S&P: do what we want and no one gets hurt
Wray said that, in fact, different countries have responded differently, demonstrating that governments have multiple policy options that can produce very different outcomes.
S&P revised the economic outlook of Britain’s debt to negative from stable in May 2009. In 2010, a recently elected Conservative-led coalition in Parliament introduced drastic austerity measures. S&P immediately restored the U.K.’s economic outlook to stable.
But Eric Tymoigne, an economist at Lewis and Clark College, used the United Kingdom not as an example of a happy ending (S&P’s advice is followed, and the country, with an improving economy gets S&P’s seal of approval), but of the deeply negative impact that excessive austerity can have on a fragile economy. “They sacrificed their recovery,” he said. “If you try to introduce austerity in a recession you can end up with a lost decade.”
Baker pointed out that, notwithstanding S&P’s restoration of the “stable” label to the U.K.’s economic outlook, British citizens are still suffering from high unemployment, stagnant growth, and cuts in social services.
John Weeks said that by focusing on the perceived wishes of investors instead of the interests of citizens, British officials had made an essentially undemocratic decision. And the popular resistance to austerity cuts in the U.K. underscores that point, he said.
Wray used Japan as a counter example. S&P has downgraded Japanese debt several times in the last decade, citing its rising deficit. Japan has been struggling with low demand for decades, and officials did not implement austerity programs or significantly cut spending, Wray said. The result has been extremely low unemployment, as well as low interest rates.
Though Chang pointed out that most of the Japanese debt is owned internally, he agreed that Japan should serve as the model for the U.S. when responding to the S&P report and, more generally, when forming policies to respond to the recession.
Mitchell said that, in responding to the S&P report, the correct, and most democratic course, response would be simply to ignore it. Indeed, Mitchell added, “the refusal to introduce austerity is the only option the US government has if it wants to serve its workers and businesses responsibly.”
A vicious cycle?
In order to achieve greater democratic control of public policy, Chang said, it was necessary to “demarcate [the market] and prevent it from spilling into other areas. We need to start rolling the market back, like the government has been rolled back since the 1970s.”
In the short term, Chang said, the policy makers in the U.S. should refocus their attention on the needs of the public. In the long term, several economists interviewed stressed the importance of putting constraints on capital markets. Some argued that constraints were needed in order to limit the actual influence that bondholders have in the policy making process. Others, who were skeptical of the financial — as opposed to political impact — that the bond market can exert, still thought controls were needed to make clear to the public that elected officials had no justification for catering to the market’s desires.

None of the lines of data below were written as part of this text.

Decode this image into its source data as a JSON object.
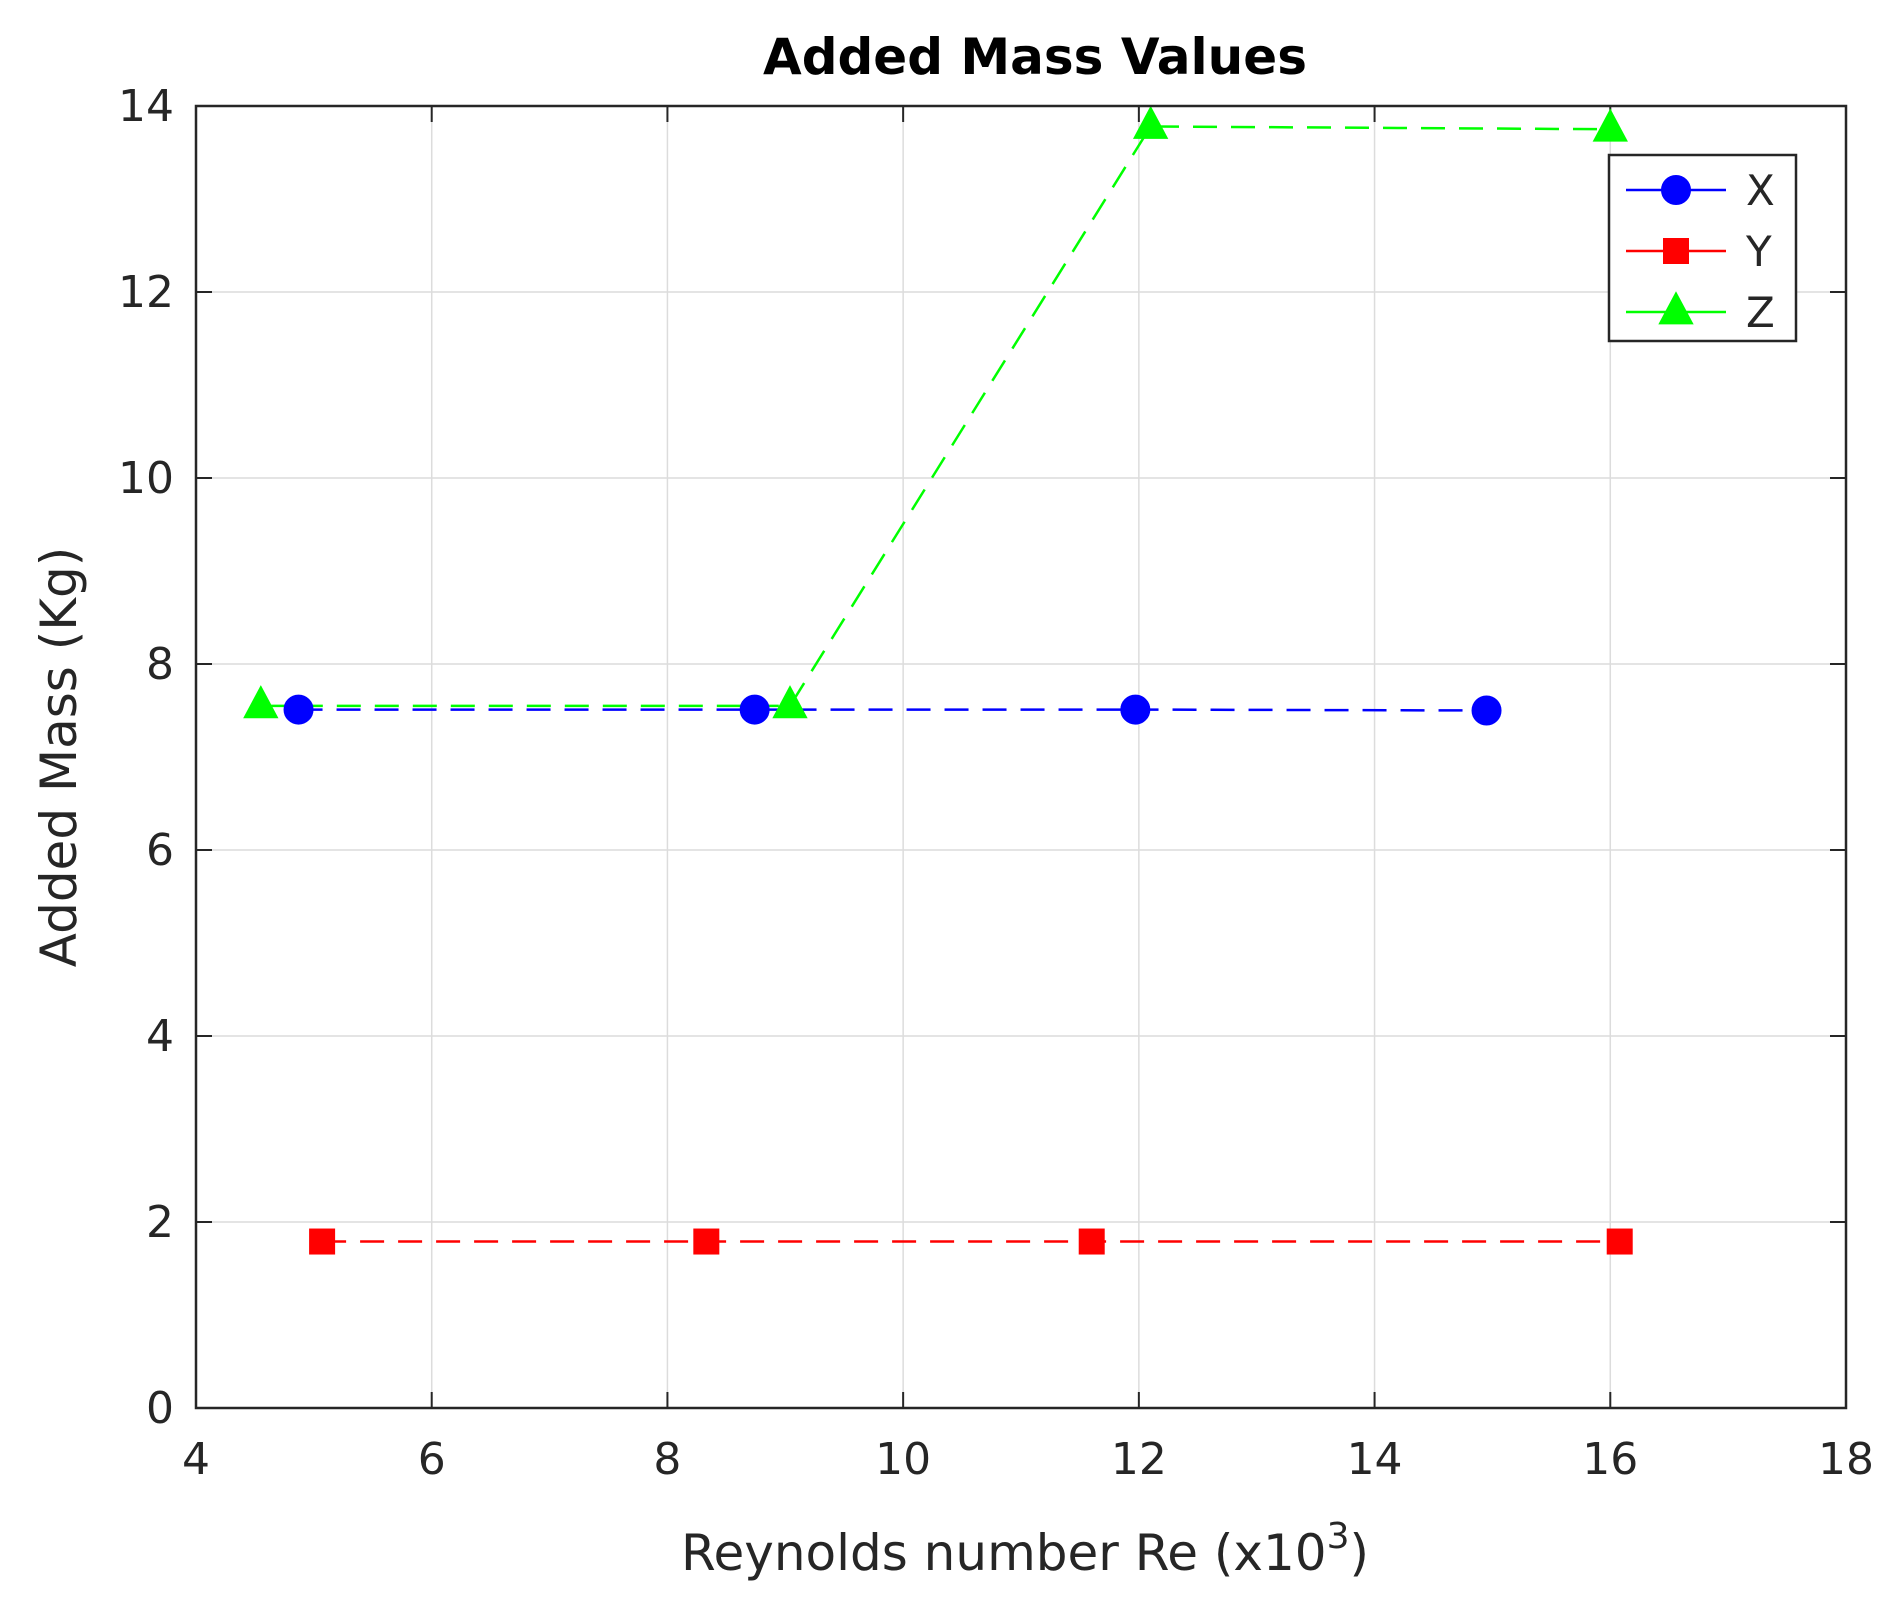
{
  "chart_data": {
    "type": "line",
    "title": "Added Mass Values",
    "xlabel": "Reynolds number Re (x10",
    "xlabel_exponent": "3",
    "xlabel_suffix": ")",
    "ylabel": "Added Mass (Kg)",
    "xlim": [
      4,
      18
    ],
    "ylim": [
      0,
      14
    ],
    "xticks": [
      4,
      6,
      8,
      10,
      12,
      14,
      16,
      18
    ],
    "yticks": [
      0,
      2,
      4,
      6,
      8,
      10,
      12,
      14
    ],
    "grid": true,
    "legend_position": "top-right",
    "series": [
      {
        "name": "X",
        "color": "#0000ff",
        "marker": "circle",
        "x": [
          4.87,
          8.74,
          11.97,
          14.95
        ],
        "y": [
          7.51,
          7.51,
          7.51,
          7.5
        ]
      },
      {
        "name": "Y",
        "color": "#ff0000",
        "marker": "square",
        "x": [
          5.07,
          8.33,
          11.6,
          16.08
        ],
        "y": [
          1.79,
          1.79,
          1.79,
          1.79
        ]
      },
      {
        "name": "Z",
        "color": "#00ff00",
        "marker": "triangle",
        "x": [
          4.55,
          9.04,
          12.1,
          16.0
        ],
        "y": [
          7.55,
          7.55,
          13.78,
          13.75
        ]
      }
    ]
  }
}
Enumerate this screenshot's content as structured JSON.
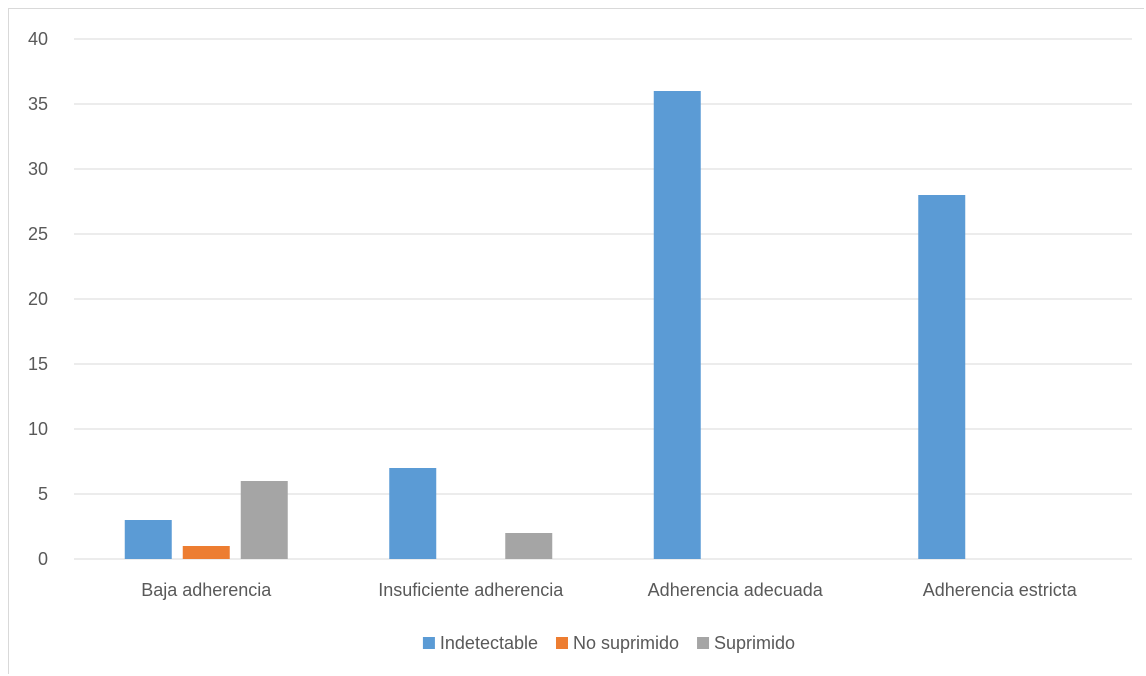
{
  "chart_data": {
    "type": "bar",
    "categories": [
      "Baja adherencia",
      "Insuficiente adherencia",
      "Adherencia adecuada",
      "Adherencia estricta"
    ],
    "series": [
      {
        "name": "Indetectable",
        "values": [
          3,
          7,
          36,
          28
        ],
        "color": "#5b9bd5"
      },
      {
        "name": "No suprimido",
        "values": [
          1,
          0,
          0,
          0
        ],
        "color": "#ed7d31"
      },
      {
        "name": "Suprimido",
        "values": [
          6,
          2,
          0,
          0
        ],
        "color": "#a5a5a5"
      }
    ],
    "ylim": [
      0,
      40
    ],
    "yticks": [
      0,
      5,
      10,
      15,
      20,
      25,
      30,
      35,
      40
    ],
    "grid": true,
    "legend_position": "bottom"
  }
}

John Weeks of the University of London said that the U.S. and the U.K. should institute currency controls and capital controls and should consider taxing financial transactions.
“Those are good things,” MacEwan agreed. “They limit the prerogatives of capital in a useful manner.”
MacEwan stressed that significant tension will remain between the democratic state and international capital as long as global institutions lack the will and the power to effectively regulate financial markets.
But John Agnew, a geographer at the University of California Los Angeles, stressed that the U.S. still has a huge amount of leverage in the global economy, and there was much that could be done domestically to influence the international regulation of markets.
“When the U.S. does something, every country in the world pays attention,” he said. “If we got a couple of the biggest, most powerful governments together, they can easily begin to regulate this.”
The starting point, MacEwan repeated, was to change an ideology that conflates and the presence of profits with the economic health of ordinary citizens. He described a “vicious cycle” at work in American policy making, in which a greater concentration of power in capital markets “results in decision making that reinforces that power, and leads to worse economic policies for the rest of us, and less democratic control over the economy.”
“The problem that we face is how to turn that vicious cycle into a virtuous circle,” he said.
In that sense, he said, regulating capital markets and the ratings agencies were just one part of the solution, and “the rest has to do with ideology.” To begin to change an ideology of conflating private and public interests, “We need to take advantage of all the different ways you can do things that involve public involvement.”
For MacEwan, that means locating areas where the economy can be brought under greater social control, whether it is empowering labor unions to represent the interests of the broader public, or providing universal social programs that, in his terms, create a “social wage” which is shared by all members of society and is not tied to income.
While on the surface, unions and social programs might seem disconnected from the influence of capital markets, MacEwan argued that the connection exists because they bring more of the economy under democratic control, thus helping to change the ideology that encourages officials to analyze policies on the basis of their effects on financial markets, and not on their effects on the public.
If we had begun to change this ideology years ago, MacEwan said, “Maybe we wouldn’t be in this mess in the first place.”